Wag Audio book cover

Written by: Laura

Laura is founder of Easy Peasy Obedience, and works in positive methods based on teamwork and games, and with focus on minimising frustration in the training - for both dog and human.

Published: December 9, 2021

Remember, every time you push too far and too fast, you are undoing your previous work. Be the tortoise! 

Deborah A. Jones

Why did I get this book?

Amazon made me. Plain and simple. Okay, the actual story was that I was looking for another book, which I’ve blissfully forgotten the title of and never got around to buying when Amazon was kind enough to pop this title onto my screen. I really want to say that this is usually not how I pick my books, but truth to be told, I got distracted by this new shiny and popped it in the basket, and headed off to checkout.

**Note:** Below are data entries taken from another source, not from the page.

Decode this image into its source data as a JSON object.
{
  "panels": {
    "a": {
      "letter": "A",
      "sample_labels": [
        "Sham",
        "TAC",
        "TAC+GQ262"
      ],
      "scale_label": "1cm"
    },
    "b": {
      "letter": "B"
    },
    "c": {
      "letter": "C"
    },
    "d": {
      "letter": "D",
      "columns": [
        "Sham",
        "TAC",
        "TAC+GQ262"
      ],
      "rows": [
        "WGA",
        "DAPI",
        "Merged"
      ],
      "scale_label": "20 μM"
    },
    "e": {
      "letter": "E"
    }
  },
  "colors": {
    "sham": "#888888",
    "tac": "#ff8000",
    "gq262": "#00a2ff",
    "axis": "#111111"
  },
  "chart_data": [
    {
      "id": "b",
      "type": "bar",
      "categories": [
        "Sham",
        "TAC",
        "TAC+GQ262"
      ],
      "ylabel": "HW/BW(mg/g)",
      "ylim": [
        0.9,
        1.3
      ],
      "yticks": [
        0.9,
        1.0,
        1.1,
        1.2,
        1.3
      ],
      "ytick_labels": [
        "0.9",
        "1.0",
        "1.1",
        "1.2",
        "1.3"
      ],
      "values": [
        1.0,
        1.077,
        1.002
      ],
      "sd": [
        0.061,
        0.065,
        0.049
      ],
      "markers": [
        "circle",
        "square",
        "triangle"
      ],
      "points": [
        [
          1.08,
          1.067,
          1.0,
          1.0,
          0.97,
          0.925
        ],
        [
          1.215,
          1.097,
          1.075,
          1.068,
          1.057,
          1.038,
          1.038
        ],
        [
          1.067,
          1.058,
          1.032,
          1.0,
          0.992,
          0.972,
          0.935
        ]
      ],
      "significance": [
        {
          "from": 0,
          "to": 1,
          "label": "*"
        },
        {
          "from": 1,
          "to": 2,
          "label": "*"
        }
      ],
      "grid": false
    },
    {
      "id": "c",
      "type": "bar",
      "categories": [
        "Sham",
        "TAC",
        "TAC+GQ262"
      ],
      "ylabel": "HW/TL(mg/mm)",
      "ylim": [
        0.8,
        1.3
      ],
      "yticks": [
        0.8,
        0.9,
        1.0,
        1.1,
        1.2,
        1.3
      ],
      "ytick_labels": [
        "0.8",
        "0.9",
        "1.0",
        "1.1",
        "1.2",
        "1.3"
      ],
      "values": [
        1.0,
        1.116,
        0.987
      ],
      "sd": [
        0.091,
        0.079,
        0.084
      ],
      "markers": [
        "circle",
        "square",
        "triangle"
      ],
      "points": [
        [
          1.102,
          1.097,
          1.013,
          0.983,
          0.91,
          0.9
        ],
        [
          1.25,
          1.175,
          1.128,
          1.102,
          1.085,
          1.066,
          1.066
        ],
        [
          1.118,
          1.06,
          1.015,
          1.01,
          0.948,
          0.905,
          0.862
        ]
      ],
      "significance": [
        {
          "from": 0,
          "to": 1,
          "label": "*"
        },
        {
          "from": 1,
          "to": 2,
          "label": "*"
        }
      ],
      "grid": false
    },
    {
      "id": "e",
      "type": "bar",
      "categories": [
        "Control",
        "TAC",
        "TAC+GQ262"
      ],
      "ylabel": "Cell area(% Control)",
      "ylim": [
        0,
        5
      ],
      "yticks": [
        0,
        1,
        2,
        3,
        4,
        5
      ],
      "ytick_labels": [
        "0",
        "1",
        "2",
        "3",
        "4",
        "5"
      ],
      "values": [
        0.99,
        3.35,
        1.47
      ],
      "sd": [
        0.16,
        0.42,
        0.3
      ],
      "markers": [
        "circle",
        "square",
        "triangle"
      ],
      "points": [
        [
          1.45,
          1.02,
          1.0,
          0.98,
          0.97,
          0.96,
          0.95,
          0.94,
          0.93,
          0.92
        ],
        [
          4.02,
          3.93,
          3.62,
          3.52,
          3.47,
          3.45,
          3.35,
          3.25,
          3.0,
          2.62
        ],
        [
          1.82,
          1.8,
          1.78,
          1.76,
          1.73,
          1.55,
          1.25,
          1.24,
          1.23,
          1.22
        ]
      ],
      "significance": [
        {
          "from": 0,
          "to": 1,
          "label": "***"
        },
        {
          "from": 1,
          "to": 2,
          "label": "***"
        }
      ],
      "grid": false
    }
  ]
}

It happens a lot. But honestly, husbandry is super-important, and by the time I selected my shipping address, I was extremely pumped about finding this book.

What does this book do?

What it says on the can. And a little more. It absolutely takes you through 7 steps to achieve great results, but it also comes with a basket of case studies, from real people, with real dogs, and real struggles. In short, it offers the reader a mirror to reflect themselves in and that is always a good thing. There’s not so much noise around the seven steps, in fact, only 45 pages of the book’s 135 pages are introductory stuff and thoughts, including the case reviews.
Each step comes with a neat little checklist at the end, to help ensure you’re taking the steps in the right order, and it does a wonderful job at stressing how slow and steady win all the races. Both with husbandry and any other kind of training. There are plenty of pictures to help the reader understand the steps and at the end of each chapter, I was pumped to get going, but like the good little wannabe chef that I am, I sat down and finished reading the entire recipe. A decision that was worth it, to be honest. Because when you reach step 5, you’re in for a little chuckle if you took the steps in order. If you didn’t, slightly red ears might ensue, because the chapter starts right out with calling those out who tried to skip steps. This is truly one of the things I came to love about this book. That it stresses the importance of splitting, starting from the bottom and working your you up. There are no shortcuts in dog training. Or husbandry, for that matter. This book should be a household item in dog homes. Especially for the super neat section on muzzle training that’s in it. And it even tastes great, says Nikuya.

What does this book not do?

Well, this is actually a really good question this time. I don’t feel like I’m missing anything much here, considering the subject of the book. If I really had to get nit-picky about it, colour photos would have been super nice. But I’m also fairly aware of how colour print affects the printing price. I also could probably have lived without the short testimonials that dot each chapter, but those are extremely easy to skip, so it’s no big deal.

Where do I get this book?

Well, you can always see if Amazon gets pushy about your searches, and I think it’s one of the main sellers of this book because I did not manage to sniff it out locally anywhere. For what it’s worth, even the author’s own website links back to Amazon so… it will set you back approx $15+ shipping and once you’ve read it, it will likely cost you vast amounts of time in training, but you know what? That’ll be worth it.